Sunday, November 30, 2008

Legislators taking hard look at oil trading

Democrats, who led the charge for increased oil market regulation, will return to Washington in the new year with solid majorities in Congress, a friendly White House and the determination to tighten regulation across America's financial markets. They will likely take another look at oil.

"This will remain an issue," said Sen. Byron Dorgan, D-N.D., who introduced oil market legislation this year. "Because when the price of oil has gone from $50 to $147 and back, it's clear to me and everyone else that this has nothing to do with supply and demand. It has to do with speculation."

In addition, the investment banks that have opposed oil market regulations in the past have far less clout than before.

"The banks are in a much weaker position right now, and they were the ones really fighting this," said Tyson Slocum, director of the energy program at the Public Citizen watchdog group.

President-elect Barack Obama even made cracking down on oil speculation part of his energy platform during the campaign. But he offered few specifics and gave the issue far less attention than he gave to renewable power and alternative fuels.

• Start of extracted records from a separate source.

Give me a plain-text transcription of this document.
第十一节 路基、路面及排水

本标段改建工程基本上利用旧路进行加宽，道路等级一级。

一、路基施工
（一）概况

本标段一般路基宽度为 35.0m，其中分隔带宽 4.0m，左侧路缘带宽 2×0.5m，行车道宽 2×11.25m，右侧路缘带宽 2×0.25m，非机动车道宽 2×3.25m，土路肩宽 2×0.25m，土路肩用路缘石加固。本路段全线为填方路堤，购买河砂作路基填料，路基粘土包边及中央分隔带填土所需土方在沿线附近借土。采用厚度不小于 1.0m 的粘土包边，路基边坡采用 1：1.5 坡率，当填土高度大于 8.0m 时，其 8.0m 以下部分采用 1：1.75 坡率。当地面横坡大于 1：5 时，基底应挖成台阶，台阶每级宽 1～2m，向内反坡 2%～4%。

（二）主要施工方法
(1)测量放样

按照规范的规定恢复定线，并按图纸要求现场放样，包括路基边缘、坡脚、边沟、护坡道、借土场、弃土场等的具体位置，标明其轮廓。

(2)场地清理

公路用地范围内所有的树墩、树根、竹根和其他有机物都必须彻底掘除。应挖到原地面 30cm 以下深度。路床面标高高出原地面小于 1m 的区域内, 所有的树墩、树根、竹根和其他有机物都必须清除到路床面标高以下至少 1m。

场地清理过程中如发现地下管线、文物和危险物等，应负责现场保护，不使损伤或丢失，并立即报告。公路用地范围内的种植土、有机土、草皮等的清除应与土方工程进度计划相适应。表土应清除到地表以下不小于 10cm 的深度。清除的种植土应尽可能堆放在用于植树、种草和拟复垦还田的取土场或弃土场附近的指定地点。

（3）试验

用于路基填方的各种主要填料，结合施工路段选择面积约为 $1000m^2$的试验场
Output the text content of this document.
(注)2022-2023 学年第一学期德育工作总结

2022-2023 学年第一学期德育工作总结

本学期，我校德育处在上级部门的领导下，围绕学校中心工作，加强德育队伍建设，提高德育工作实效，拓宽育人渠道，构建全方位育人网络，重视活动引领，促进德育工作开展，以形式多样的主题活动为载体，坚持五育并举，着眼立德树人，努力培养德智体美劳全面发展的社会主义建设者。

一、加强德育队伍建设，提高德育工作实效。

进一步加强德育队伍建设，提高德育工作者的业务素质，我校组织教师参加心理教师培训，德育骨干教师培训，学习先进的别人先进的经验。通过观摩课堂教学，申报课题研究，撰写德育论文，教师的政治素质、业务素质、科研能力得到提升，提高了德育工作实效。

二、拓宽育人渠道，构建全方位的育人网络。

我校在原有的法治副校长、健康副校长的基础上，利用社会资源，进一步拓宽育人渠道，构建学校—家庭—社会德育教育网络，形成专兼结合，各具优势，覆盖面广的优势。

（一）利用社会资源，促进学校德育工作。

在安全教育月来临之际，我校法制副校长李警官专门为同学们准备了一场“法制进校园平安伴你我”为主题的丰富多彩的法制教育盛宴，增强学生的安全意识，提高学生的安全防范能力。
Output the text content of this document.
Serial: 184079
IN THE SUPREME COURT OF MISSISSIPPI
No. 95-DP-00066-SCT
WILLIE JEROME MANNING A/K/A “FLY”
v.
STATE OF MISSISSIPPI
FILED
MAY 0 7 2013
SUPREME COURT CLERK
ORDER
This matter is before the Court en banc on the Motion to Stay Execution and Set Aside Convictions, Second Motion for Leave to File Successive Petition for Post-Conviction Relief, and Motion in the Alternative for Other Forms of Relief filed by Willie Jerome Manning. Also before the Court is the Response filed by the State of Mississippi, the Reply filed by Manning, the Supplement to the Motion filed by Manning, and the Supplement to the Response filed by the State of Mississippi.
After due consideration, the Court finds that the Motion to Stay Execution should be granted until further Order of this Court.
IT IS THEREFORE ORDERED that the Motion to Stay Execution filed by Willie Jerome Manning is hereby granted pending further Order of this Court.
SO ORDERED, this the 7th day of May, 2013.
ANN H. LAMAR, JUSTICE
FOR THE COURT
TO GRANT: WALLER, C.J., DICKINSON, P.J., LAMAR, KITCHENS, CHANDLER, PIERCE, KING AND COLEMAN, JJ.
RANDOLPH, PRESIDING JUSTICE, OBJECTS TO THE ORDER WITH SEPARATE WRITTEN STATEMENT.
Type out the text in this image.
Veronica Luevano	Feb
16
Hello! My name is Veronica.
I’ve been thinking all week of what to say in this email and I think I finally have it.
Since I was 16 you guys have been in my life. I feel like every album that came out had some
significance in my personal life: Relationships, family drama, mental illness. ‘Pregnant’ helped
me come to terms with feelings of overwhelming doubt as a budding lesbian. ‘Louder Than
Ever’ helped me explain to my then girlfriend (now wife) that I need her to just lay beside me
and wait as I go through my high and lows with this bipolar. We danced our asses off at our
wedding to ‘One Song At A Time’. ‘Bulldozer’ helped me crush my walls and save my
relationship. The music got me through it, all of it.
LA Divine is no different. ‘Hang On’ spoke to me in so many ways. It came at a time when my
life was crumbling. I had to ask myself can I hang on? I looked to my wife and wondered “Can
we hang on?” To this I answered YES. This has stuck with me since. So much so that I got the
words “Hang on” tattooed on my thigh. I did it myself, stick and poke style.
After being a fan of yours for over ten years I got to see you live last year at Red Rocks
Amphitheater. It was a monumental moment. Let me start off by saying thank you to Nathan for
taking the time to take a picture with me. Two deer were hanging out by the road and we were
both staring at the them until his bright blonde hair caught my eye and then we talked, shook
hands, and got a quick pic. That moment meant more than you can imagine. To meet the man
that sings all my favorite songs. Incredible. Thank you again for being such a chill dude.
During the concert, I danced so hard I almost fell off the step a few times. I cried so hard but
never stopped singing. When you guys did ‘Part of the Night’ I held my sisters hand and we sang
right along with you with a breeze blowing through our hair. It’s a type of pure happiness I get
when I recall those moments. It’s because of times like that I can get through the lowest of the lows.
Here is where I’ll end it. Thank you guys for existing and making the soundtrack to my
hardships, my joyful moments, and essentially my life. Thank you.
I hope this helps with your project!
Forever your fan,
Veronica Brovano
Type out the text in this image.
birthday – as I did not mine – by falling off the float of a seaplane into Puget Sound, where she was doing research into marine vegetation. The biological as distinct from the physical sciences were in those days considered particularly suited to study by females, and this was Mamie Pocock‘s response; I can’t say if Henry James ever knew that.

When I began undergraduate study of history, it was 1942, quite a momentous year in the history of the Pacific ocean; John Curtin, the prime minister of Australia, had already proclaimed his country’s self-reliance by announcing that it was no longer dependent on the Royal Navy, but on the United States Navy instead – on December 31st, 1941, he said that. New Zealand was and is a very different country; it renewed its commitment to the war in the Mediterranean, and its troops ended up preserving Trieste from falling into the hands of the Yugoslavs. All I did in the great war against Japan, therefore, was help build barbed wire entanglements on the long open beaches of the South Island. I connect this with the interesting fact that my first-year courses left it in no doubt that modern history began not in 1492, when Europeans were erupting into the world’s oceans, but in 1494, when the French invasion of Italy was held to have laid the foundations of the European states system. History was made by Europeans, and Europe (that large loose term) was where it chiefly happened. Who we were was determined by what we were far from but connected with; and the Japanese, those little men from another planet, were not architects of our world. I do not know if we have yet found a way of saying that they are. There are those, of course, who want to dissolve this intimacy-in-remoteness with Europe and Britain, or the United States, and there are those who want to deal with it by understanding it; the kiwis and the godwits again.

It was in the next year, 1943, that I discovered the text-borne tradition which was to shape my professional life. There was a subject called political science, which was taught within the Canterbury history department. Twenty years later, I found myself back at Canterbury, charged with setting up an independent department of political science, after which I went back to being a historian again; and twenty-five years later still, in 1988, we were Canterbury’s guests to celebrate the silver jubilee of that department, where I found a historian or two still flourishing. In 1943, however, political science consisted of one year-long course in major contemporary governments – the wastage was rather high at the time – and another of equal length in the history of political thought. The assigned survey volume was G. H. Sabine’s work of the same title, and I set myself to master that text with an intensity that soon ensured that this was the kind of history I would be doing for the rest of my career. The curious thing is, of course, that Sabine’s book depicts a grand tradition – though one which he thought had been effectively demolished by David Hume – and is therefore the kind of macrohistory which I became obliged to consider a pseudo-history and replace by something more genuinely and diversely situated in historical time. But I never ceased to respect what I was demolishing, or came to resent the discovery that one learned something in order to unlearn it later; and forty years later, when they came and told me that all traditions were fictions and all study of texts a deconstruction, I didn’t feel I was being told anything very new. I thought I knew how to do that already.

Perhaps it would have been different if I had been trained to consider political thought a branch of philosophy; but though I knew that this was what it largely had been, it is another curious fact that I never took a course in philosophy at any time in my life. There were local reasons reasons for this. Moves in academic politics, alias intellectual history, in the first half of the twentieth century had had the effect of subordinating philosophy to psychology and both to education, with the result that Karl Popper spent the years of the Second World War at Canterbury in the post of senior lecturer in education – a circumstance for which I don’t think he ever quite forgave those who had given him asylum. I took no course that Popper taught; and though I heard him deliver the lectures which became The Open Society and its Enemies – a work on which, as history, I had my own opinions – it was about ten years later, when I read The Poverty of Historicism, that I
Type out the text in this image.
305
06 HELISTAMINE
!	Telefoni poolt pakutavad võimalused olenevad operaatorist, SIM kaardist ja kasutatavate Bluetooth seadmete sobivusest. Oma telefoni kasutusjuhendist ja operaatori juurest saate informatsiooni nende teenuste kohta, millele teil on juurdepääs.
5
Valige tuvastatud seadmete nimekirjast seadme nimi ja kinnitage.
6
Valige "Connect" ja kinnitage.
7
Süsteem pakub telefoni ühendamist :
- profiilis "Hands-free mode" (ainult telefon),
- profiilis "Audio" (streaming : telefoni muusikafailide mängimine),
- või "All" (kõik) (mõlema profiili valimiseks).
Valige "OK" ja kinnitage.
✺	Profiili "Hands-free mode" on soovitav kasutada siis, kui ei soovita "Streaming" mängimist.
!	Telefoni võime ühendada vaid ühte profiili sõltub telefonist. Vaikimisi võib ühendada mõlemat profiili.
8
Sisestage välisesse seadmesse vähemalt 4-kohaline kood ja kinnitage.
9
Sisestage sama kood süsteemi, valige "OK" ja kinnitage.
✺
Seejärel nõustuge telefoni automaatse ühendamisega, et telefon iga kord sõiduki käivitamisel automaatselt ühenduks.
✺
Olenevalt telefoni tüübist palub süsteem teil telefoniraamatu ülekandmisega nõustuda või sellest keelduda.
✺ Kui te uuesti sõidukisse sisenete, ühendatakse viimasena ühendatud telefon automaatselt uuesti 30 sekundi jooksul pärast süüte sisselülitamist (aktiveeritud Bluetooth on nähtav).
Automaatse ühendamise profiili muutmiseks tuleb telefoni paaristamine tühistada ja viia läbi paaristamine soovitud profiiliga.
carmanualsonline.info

Among possible changes, Congress may try to assert more authority over unregulated oil swaps that don't take place on any formal market. Limits on the number of oil contracts a speculator can hold could be extended to cover those swaps as well as trading on electronic exchanges and overseas markets.

There's still disagreement over how much speculators influence oil's price.

The Commodity Futures Trading Commission, a federal agency that regulates much of the American oil market, tends to downplay the role of speculators. A commission task force concluded that the tight worldwide balance between petroleum supply and demand caused the price spike, not speculators.

Plenty of oil analysts disagree. Many factors helped shove prices higher, including the growth of China's economy and the decline of the American dollar. But oil kept rising even as gasoline sales fell in the United States, the world's largest oil consumer. That wouldn't have happened if supply and demand really were driving the market, many analysts say.

"The entire move from $70 (per barrel) to $147 was people fleeing the dollar and looking at oil as an asset class," said Amy Myers Jaffe, an energy research fellow at Rice University's Baker Institute. "It was speculators, so when they exited the market, we went right back to $70."